Twentieth Century Fox
Musique : rock direct et entraînant, plus léger que les précédents.
Paroles : portrait ironique d’une femme glamour, superficielle, consumériste (jeu de mots avec la compagnie de cinéma 20th Century Fox).
Ambiance : satire pop des années 60.

Alabama Song (Whisky Bar)
Origine : reprise de l’opéra de Kurt Weill et Bertolt Brecht (Aufstieg und Fall der Stadt Mahagonny).
Musique : cabaret décadent, rythme saccadé, orgue et batterie théâtrale.
Paroles : quête désespérée de whisky et de satisfaction sexuelle → ironie et noirceur.
Ambiance : grotesque, carnavalesque, préfiguration du punk théâtral.

 Light My Fire
Contexte : composé principalement par Robby Krieger.

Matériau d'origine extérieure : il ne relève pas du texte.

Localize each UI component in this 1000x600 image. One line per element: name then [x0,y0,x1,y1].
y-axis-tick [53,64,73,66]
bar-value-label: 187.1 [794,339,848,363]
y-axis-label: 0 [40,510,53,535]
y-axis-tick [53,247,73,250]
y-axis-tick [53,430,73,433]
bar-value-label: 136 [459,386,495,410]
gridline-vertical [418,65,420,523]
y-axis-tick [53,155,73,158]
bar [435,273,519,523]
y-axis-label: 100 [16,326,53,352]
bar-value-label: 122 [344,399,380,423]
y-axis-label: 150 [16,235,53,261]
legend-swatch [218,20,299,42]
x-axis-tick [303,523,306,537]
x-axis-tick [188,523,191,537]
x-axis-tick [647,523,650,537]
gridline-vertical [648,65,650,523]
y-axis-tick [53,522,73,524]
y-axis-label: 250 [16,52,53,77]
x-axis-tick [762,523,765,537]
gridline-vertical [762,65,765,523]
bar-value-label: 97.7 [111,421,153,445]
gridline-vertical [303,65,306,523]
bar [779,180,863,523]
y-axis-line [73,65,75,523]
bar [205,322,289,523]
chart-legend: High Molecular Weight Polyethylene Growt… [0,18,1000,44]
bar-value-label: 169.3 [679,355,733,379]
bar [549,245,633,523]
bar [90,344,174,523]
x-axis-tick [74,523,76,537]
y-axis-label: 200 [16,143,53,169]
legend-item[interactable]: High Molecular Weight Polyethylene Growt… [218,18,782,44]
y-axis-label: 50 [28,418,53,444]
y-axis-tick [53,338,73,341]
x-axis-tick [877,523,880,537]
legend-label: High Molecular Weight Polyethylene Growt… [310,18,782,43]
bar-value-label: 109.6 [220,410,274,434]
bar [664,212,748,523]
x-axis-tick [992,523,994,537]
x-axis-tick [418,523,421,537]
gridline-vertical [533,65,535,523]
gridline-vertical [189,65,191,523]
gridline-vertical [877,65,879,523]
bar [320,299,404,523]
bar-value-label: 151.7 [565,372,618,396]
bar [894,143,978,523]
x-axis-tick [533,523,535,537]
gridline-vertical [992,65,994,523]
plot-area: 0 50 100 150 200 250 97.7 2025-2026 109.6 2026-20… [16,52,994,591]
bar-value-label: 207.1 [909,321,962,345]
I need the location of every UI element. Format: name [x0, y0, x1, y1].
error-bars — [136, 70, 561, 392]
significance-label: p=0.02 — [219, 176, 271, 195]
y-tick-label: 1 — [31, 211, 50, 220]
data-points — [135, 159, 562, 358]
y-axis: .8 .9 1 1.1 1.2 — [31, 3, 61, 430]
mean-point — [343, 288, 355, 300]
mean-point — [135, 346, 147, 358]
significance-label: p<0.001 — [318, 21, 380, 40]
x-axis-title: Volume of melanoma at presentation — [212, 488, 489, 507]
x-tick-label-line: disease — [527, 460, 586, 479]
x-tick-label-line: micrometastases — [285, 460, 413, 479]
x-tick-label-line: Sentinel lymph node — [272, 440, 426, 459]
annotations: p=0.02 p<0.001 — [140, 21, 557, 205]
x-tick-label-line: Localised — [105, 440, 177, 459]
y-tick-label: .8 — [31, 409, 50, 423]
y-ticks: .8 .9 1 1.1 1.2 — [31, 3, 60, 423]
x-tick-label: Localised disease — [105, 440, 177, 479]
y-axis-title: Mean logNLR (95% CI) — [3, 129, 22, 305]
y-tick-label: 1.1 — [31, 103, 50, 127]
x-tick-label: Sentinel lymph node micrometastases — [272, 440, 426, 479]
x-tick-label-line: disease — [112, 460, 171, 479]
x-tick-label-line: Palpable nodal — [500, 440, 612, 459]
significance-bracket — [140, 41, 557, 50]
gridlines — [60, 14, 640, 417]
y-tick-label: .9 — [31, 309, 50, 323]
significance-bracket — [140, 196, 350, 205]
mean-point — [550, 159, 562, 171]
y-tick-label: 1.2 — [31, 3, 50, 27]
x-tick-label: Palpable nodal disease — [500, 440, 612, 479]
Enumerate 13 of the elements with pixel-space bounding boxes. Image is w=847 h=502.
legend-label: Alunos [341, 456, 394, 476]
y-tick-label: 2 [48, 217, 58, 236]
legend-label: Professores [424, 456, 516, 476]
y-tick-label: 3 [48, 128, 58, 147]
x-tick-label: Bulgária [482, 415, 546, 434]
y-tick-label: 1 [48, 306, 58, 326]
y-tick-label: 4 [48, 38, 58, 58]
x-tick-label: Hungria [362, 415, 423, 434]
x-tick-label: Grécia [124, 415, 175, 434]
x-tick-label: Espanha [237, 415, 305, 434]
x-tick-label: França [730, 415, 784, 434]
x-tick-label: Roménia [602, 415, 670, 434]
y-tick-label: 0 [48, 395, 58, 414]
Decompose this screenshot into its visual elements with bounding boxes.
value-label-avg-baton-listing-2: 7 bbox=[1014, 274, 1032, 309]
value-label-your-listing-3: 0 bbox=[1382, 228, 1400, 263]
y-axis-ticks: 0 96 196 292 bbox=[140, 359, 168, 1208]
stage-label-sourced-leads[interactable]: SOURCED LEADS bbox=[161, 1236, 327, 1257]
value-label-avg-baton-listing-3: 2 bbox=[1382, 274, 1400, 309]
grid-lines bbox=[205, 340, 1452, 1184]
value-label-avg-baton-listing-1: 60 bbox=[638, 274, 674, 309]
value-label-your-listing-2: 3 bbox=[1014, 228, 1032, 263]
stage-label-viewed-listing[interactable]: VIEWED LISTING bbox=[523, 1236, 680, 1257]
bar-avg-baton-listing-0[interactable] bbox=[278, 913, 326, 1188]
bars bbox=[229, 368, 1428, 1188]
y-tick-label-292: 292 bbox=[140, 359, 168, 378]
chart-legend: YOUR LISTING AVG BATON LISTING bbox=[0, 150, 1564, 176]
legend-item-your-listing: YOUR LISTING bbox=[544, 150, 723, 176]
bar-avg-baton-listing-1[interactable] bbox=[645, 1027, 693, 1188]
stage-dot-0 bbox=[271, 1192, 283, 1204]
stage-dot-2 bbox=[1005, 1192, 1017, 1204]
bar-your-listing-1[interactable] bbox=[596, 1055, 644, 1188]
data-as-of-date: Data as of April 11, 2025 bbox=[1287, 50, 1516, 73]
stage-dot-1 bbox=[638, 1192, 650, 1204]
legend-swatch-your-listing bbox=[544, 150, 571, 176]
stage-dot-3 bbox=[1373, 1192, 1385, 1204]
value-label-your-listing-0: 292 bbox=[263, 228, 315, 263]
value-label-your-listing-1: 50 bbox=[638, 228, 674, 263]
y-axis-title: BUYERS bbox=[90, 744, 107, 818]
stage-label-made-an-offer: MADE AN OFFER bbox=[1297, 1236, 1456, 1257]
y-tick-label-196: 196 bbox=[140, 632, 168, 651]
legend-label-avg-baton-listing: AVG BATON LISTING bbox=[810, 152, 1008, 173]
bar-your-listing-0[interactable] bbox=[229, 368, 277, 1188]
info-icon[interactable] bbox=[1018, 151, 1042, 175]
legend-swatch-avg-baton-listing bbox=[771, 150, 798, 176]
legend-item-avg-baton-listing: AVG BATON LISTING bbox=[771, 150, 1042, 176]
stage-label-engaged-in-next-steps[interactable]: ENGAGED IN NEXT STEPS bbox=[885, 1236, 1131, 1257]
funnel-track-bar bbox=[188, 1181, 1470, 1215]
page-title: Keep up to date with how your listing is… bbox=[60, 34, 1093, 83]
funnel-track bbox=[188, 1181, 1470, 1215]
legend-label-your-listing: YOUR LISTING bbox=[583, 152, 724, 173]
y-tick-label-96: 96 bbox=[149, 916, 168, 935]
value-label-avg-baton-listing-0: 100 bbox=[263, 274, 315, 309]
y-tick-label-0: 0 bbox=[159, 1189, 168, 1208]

Gros tube qui propulse le groupe.
Musique : intro d’orgue mythique, longue section instrumentale improvisée (inspirée du jazz modal de Coltrane).
Paroles : métaphore du désir et de la passion.
Ambiance : sensuelle, hypnotique, invitation à la transe.

Back Door Man
Origine : reprise d’un blues de Willie Dixon.
Musique : brute, féroce, pleine d’énergie animale.
Paroles : l’archétype de l’amant secret (“back door man” = l’homme qui s’enfuit par la porte de derrière après l’adultère).
Ambiance : sexuelle, sauvage, primitive.

I Looked at You
Musique : morceau plus pop-rock, rapide et lumineux.
Paroles : chanson d’amour plus simple, presque adolescente.
Ambiance : un peu en retrait par rapport aux morceaux majeurs.

 End of the Night
Contexte : inspiré par William Blake et Louis-Ferdinand Céline (Voyage au bout de la nuit).
Musique : lente, mystérieuse, guitare au son glissant, atmosphère étrange.
Paroles : quête vers les marges, les ténèbres, l’au-delà.
Ambiance : lugubre, visionnaire.

 Take It As It Comes
Musique : rock entraînant, tempo rapide.
Paroles : invitation à vivre le présent, presque comme un mantra spirituel.
Ambiance : énergique mais moins marquante.

The End
Chef-d’œuvre absolu de l’album.
Musique : plus de 11 minutes, progression lente, hypnotique, guitare orientalisante, orgue spectral.
Paroles : Morrison improvise un texte poétique aux images apocalyptiques et oedipiennes (“Father, I want to kill you / Mother, I want to…”) → scandale à l’époque.
Ambiance : rituelle, hallucinatoire, fin du monde intime et universelle.
Impact : immortalisée dans Apocalypse Now (1979), devenant symbole de chaos et de mort.

 Originalité sonore (absence de basse, orgue omniprésent).
Mélange de poésie et de rock brut.
Cohérence et intensité dramatique.
Morrison comme figure magnétique et transgressive.

The Doors est un album fondateur qui annonce d’emblée l’univers du groupe : mystique, sensuel et inquiétant. C’est une œuvre où la musique devient presque un rituel.